Fuera del mundo vegetal, determinados tipos de pasta (mejor integral) como los tornillos, lazos, variedades de colores... también despertarán su curiosidad. Pronto se convertirá en una de sus comidas favoritas, debido a su sabor suave y a que les resulta muy fácil de manejar. Eso sí, asegúrate de que está más bien pasada y de cortársela en trozos pequeñitos.

Desarrollando el gusto

A priori, que el niño acepte comer un trozo de pan o un pedazo de plátano no tiene mucho mérito. Pero, ¿y si te atreves a ir más allá de los valores seguros? Por ejemplo, ofreciéndole espinacas –con su característico sabor terroso–; el tan de moda kale –cuya textura dura y un poco amarga podrás contrarrestar si la riegas con aceite de oliva virgen extra y limón y la dejas reposar una noche en la nevera– o el cardo, cuyo contenido en calcio es responsable de su toque amargo.
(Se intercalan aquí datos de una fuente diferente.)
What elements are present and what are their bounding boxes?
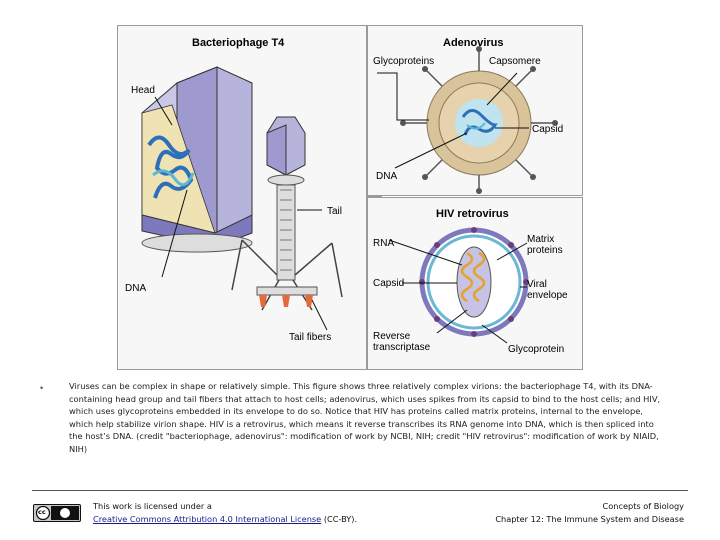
adenovirus-title: Adenovirus — [443, 37, 504, 49]
label-viral: Viral — [527, 279, 547, 290]
label-tail: Tail — [327, 206, 343, 217]
label-head: Head — [131, 85, 155, 96]
cc-license-badge — [33, 504, 81, 522]
license-notice — [93, 500, 357, 526]
footer-divider — [32, 490, 688, 491]
course-info — [495, 500, 684, 526]
hiv-title: HIV retrovirus — [436, 208, 509, 220]
label-glycoproteins: Glycoproteins — [373, 56, 435, 67]
license-line — [93, 513, 357, 526]
bacteriophage-title: Bacteriophage T4 — [192, 37, 285, 49]
label-dna-adeno: DNA — [376, 171, 398, 182]
caption-bullet: • — [40, 383, 44, 393]
label-transcriptase: transcriptase — [373, 342, 431, 353]
right-panels — [117, 25, 382, 370]
label-reverse: Reverse — [373, 331, 411, 342]
hiv-particle — [419, 227, 529, 337]
label-capsid-adeno: Capsid — [532, 124, 564, 135]
license-suffix: (CC-BY). — [321, 514, 358, 524]
chapter-title: Chapter 12: The Immune System and Disease — [495, 514, 684, 524]
label-envelope: envelope — [527, 290, 568, 301]
virus-figure — [117, 25, 382, 370]
license-prefix: This work is licensed under a — [93, 501, 212, 511]
course-title: Concepts of Biology — [602, 501, 684, 511]
label-matrix: Matrix — [527, 234, 555, 245]
license-link[interactable]: Creative Commons Attribution 4.0 International License — [93, 514, 322, 524]
caption-text: Viruses can be complex in shape or relatively simple. This figure shows three relatively complex virions: the bacteriophage T4, with its DNA-containing head group and tail fibers that attach to host cells; adenovirus, which uses spikes from its capsid to bind to the host cells; and HIV, which uses glycoproteins embedded in its envelope to do so. Notice that HIV has proteins called matrix proteins, internal to the envelope, which help stabilize virion shape. HIV is a retrovirus, which means it reverse transcribes its RNA genome into DNA, which is then spliced into the host’s DNA. (credit "bacteriophage, adenovirus": modification of work by NCBI, NIH; credit "HIV retrovirus": modification of work by NIAID, NIH) — [69, 381, 661, 454]
label-rna: RNA — [373, 238, 395, 249]
cc-badge-text: cc — [38, 508, 46, 516]
label-capsid-hiv: Capsid — [373, 278, 405, 289]
label-tail-fibers: Tail fibers — [289, 332, 332, 343]
label-glycoprotein: Glycoprotein — [508, 344, 565, 355]
label-proteins: proteins — [527, 245, 563, 256]
label-dna-phage: DNA — [125, 283, 147, 294]
label-capsomere: Capsomere — [489, 56, 541, 67]
adenovirus-illustration — [367, 25, 587, 370]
En el mundo de los cereales también hay posibilidad de innovar, sobre todo a través de las variedades integrales, que tienen más contenido en fibra, vitaminas del grupo B, un sabor más intenso y además, regulan el tránsito intestinal: hablamos de la quinoa, el trigo duro o candeal, el arroz integral, el mijo, el kamut...

¡Qué bien huele!

Añade en su dieta pequeñas cantidades de cebolla, cebollino y ajo. Al cocinarlos, estos ingredientes actúan como auténticos potenciadores del olor y el sabor, capaces de poner un plus hasta a sus purés más anodinos.

No solo eso: los 12 meses marcan la transición a una alimentación que, cada vez más, se integrará con la del resto de la familia. En ese sentido, recurrir a aderezos, hierbas y especias, no solo le aportará un extra de antioxidantes, sino que contribuirá a expandir su paladar y prepararle para el paso a la comida adulta.

¡No te pases! Y, por supuesto, evita las muy picantes, que pueden resultar excesivas para su gusto, aún sensible. Si no sabes por dónde empezar, opta por los binomios clásicos: manzana con canela, coliflor con nuez moscada, carne picada con orégano, vegetales con tomillo, aguacate con cilantro, pescado con limón y perejil, pollo con curry suavecito...

Con las manos en la masa

La perspectiva de un niño en una trona con churretes de comida por todas partes, no es apetecible, pero sí necesaria. ¡Déjale que toque y se manche!

Le fascinará la textura babosa de una tortilla a la francesa en trocitos, o un cuenco de ‘bolitas’ (lentejas, guisantes... Congelados, le servirán, además, para aliviar sus encías). También puedes preparar un slime muy sui generis con puré de patata casero o arroz muy pasado.

¡Oído cocina!

A los niños de entre 1 y 6 años (capaces de masticar y tragar con seguridad), les gustan más las verduras crudas frente a las hervidas, entre otras cosas porque les atraen los colores vivos.

Eso por no mencionar el irresistible crack que hacen al morderlos. Deja que su oído se deleite ofreciéndole bastoncitos de zanahoria o pepino. ¡Fresquitos y deliciosos!